Читать книгу Полуостров Робинзона - Ирина Васюченко - Страница 19
Часть первая. Черт или паралич?
Глава 5. Раздавленный пес, стеклянный глаз, гражданский долг и несвоевременные цветочки
ОглавлениеУтро того дня выдалось очаровательно ясным и свежим. Однако на западе копилось что-то густо-фиолетовое, и я решила наносить воды загодя, а то еще дождь начнется. Что до президентских выборов…
Ну да, на дворе 96-й год, сегодня Кузякино избирает президента. В предвидении этого события недели за две местная администрация озаботилась вывесить портрет главного коммуниста страны, снабженный народолюбивой цитатой. Приклеенный низковато, портрет, как водится, вскоре украсился лихими усами и надписью «Папа Зю», начертанной углем прямо на лбу. Настенная информация о каких бы то ни было иных кандидатах отсутствует, но местные бунтари, залихватски подмигивая, грозятся вознести Жириновского.

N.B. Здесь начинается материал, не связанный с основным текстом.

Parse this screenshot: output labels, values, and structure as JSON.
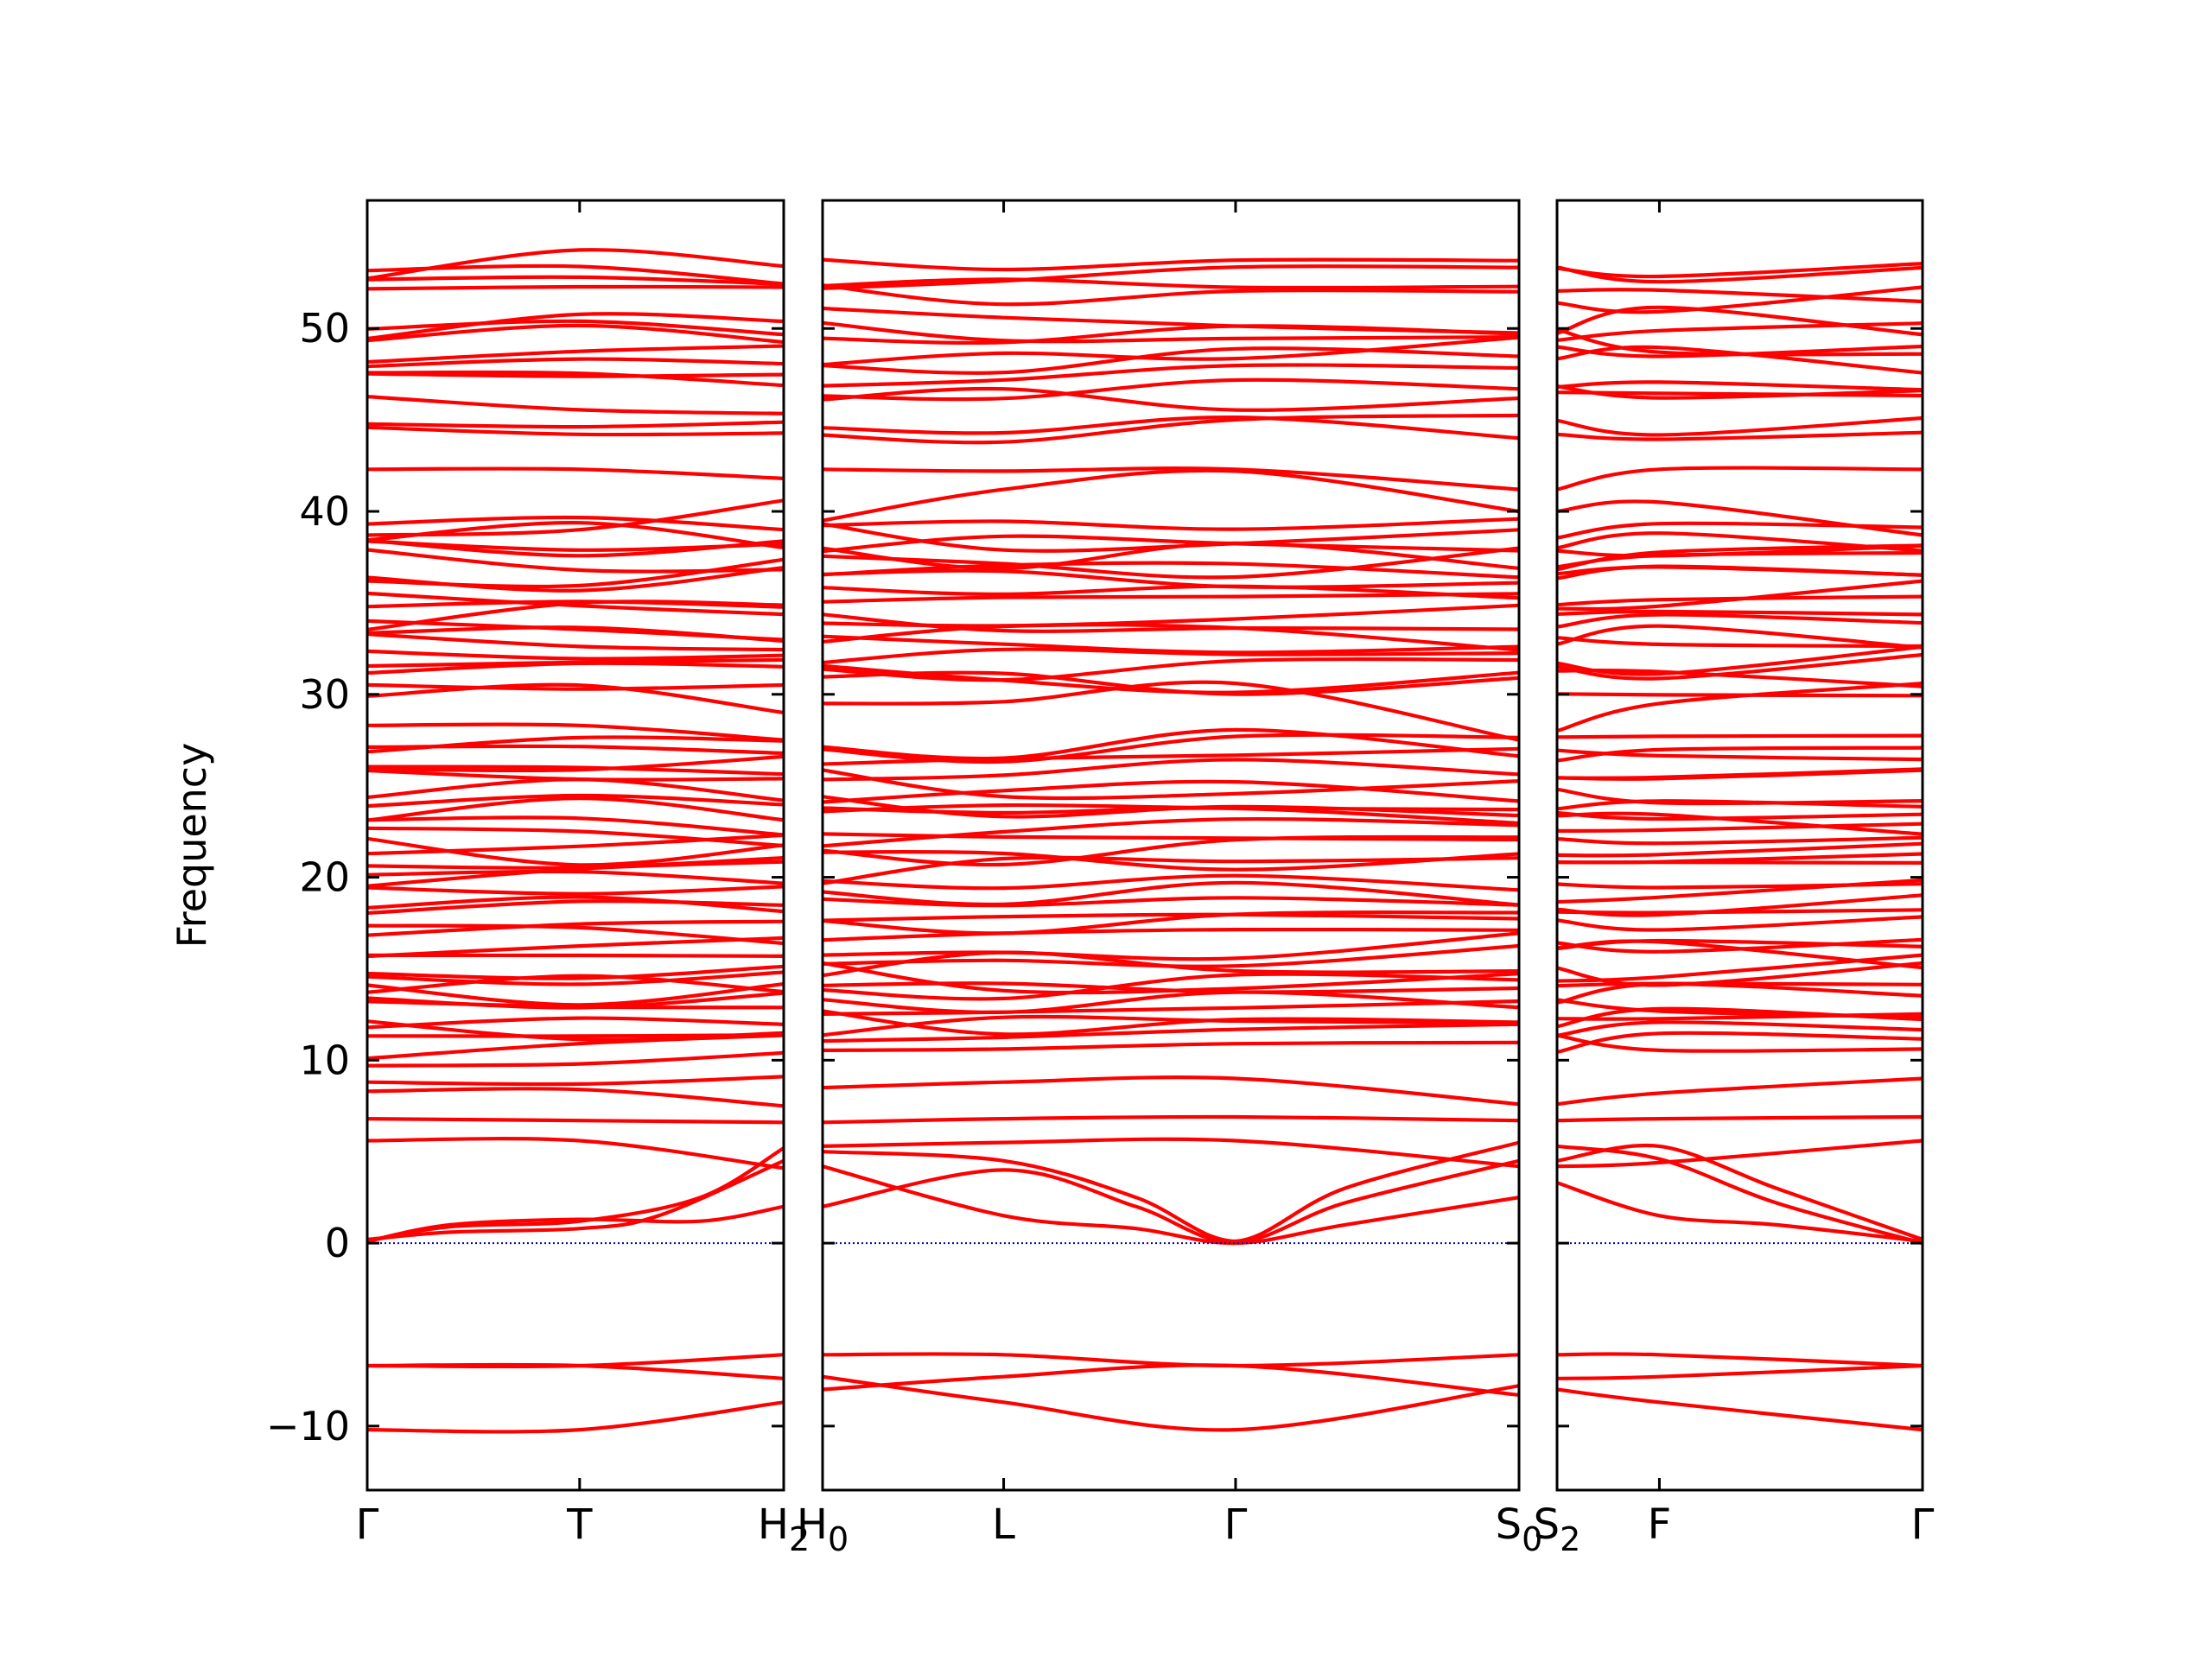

Мы решили пойти на выборы попозже, когда будет меньше народу. От здешних политических разговоров возникают эмигрантские настроения, в наши лета уже совершенно неуместные. А жители, напротив, так и норовят вовлечь нас, «грамотных», в диспут. Но совсем не для того, чтобы приобщиться к нашей якобы предполагаемой мудрости, напротив – с целью продемонстрировать, что мы им не указ. Право, впору выходить на люди с плакатом, неся над головой сообщение, традиционно украшающее нижние конечности блатных: «Они устали»…

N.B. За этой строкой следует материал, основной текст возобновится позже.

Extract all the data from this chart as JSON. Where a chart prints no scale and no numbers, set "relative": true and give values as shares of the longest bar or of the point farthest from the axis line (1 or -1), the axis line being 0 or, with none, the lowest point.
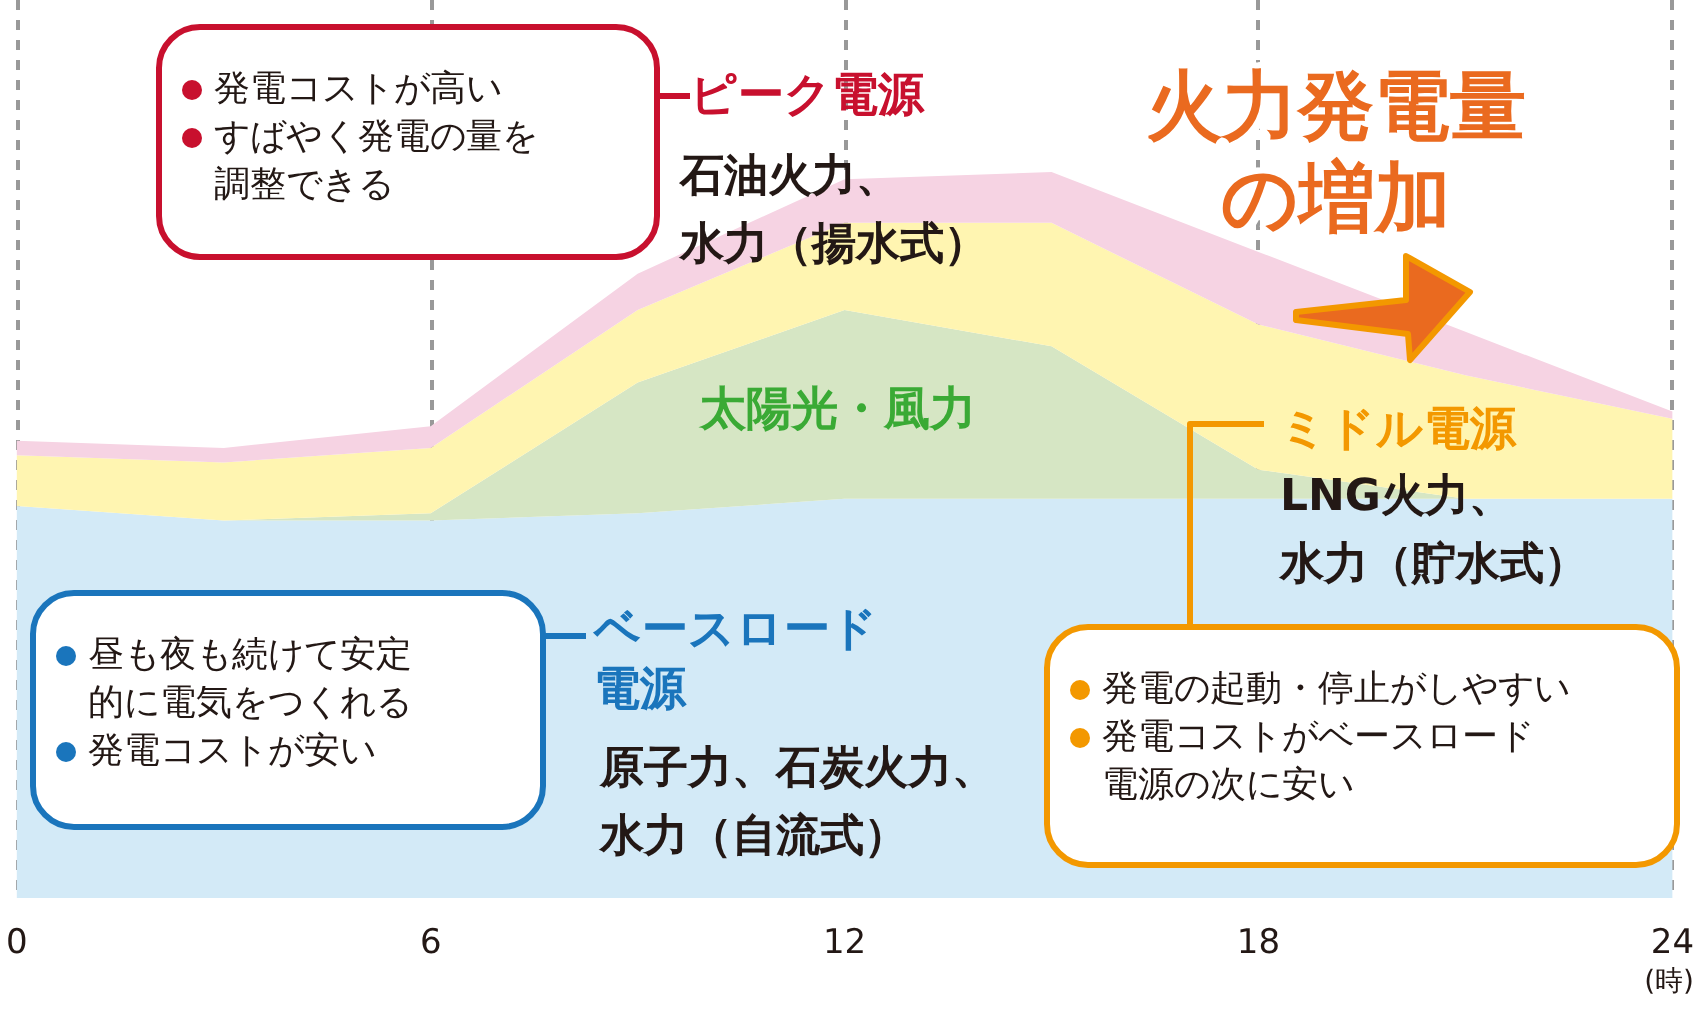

Иду с парой ведер к колонке. Июньское солнышко играет в зеленой травке на обочине шоссе, от которой еще поднимается последний тающий парок ночной росы. Какой-то жизнерадостный развесистый бурьян, тут и там распустивший метелки мелких, но обильных ярко-желтых цветочков, щедро напояет утренний воздух их медовым ароматом. Внезапно тишину нарушает звонкий голос, прозрачный, как утро, и такой спокойный, словно кто-то громко, отчетливо читает безразличный ему текст:
– Бедная моя, что ты наделала?
Вздрогнув, оборачиваюсь. У самого края асфальтовой полосы сидит на корточках чисто одетый, аккуратный мальчик лет десяти и гладит большую мертвую собаку. Здесь их часто сбивают проносящиеся машины, так же как кошек, зазевавшихся кур и даже молодых грачей-слетков. Домашних животных хозяева в таких случаях обычно хоронят, а грачи остаются на асфальте, постепенно превращаясь в подобие грязных тряпок, при порывах ветра порой вдруг взмахивающих черным бесполезным крылом.

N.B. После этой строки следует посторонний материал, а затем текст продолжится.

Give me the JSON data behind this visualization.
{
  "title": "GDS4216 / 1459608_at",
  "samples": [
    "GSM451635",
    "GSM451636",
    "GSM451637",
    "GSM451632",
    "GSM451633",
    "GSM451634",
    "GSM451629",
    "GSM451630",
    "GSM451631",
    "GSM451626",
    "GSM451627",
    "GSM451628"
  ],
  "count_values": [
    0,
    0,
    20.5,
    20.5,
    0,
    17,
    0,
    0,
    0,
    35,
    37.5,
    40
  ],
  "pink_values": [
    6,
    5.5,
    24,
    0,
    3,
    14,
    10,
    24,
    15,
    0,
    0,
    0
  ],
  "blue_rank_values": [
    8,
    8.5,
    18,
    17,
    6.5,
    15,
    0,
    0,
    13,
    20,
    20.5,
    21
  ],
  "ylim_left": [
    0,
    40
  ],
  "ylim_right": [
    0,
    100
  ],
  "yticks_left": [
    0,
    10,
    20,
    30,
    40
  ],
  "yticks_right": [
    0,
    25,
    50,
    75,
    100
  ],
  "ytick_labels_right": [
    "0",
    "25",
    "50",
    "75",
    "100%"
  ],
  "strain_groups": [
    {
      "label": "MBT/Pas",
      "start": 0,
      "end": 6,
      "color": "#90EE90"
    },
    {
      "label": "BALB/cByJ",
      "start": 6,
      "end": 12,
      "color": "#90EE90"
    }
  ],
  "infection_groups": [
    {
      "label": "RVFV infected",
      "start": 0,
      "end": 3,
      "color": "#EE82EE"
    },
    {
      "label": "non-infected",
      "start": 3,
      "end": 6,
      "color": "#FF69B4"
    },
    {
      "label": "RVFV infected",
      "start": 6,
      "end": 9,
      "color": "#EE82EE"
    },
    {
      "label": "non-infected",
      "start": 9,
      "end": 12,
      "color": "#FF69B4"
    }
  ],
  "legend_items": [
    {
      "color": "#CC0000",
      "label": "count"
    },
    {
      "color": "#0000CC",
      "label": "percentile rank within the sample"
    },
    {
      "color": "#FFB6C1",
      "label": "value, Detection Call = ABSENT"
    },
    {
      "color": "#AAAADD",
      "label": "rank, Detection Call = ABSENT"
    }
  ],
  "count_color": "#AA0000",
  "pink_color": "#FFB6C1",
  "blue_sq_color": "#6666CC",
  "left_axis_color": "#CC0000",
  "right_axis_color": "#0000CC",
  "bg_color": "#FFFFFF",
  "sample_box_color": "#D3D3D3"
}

– Зачем ты вышла сюда, глупая? – звенит пугающе бесстрастный колокольчик. – Тебе совсем не надо было сюда ходить.
Из калитки дома напротив выскакивает взлохмаченный мужик. Его хриплый вопль немузыкален, зато полон кипучего естественного чувства:
– Ты что это творишь, падла?! Кто позволил своих дохлых псов перед моим домом разбрасывать?
Не отвечая ни слова, мальчик берет собаку за лапу и уходит, таща ее за собой. Теперь видно, что она погибла уже несколько часов назад: тело успело окостенеть. Разъяренный мужик продолжает орать мальчику вслед нечто, уже совсем не поддающееся цитированию.
– Во псих-то ненормальный, пьянь бесстыжая! – осуждающе комментирует за моей спиной незаметно подошедшая баба Дуня. – Это Коська-дурачок, он теперь здесь жить будет. Раньше хорошо было, он в «Черемушках» безобразничал, а теперь, после Дарьиной-то смерти, дом этот унаследовал. Худое соседство, ну его к пралику. Он уж давно спятил, мозги совсем прогнили…
– А что это за мальчик?
– К дачникам, вон из того дома, приехал. Видать, сын. Хороший, обходительный такой, одна жалость: от роду помешанный.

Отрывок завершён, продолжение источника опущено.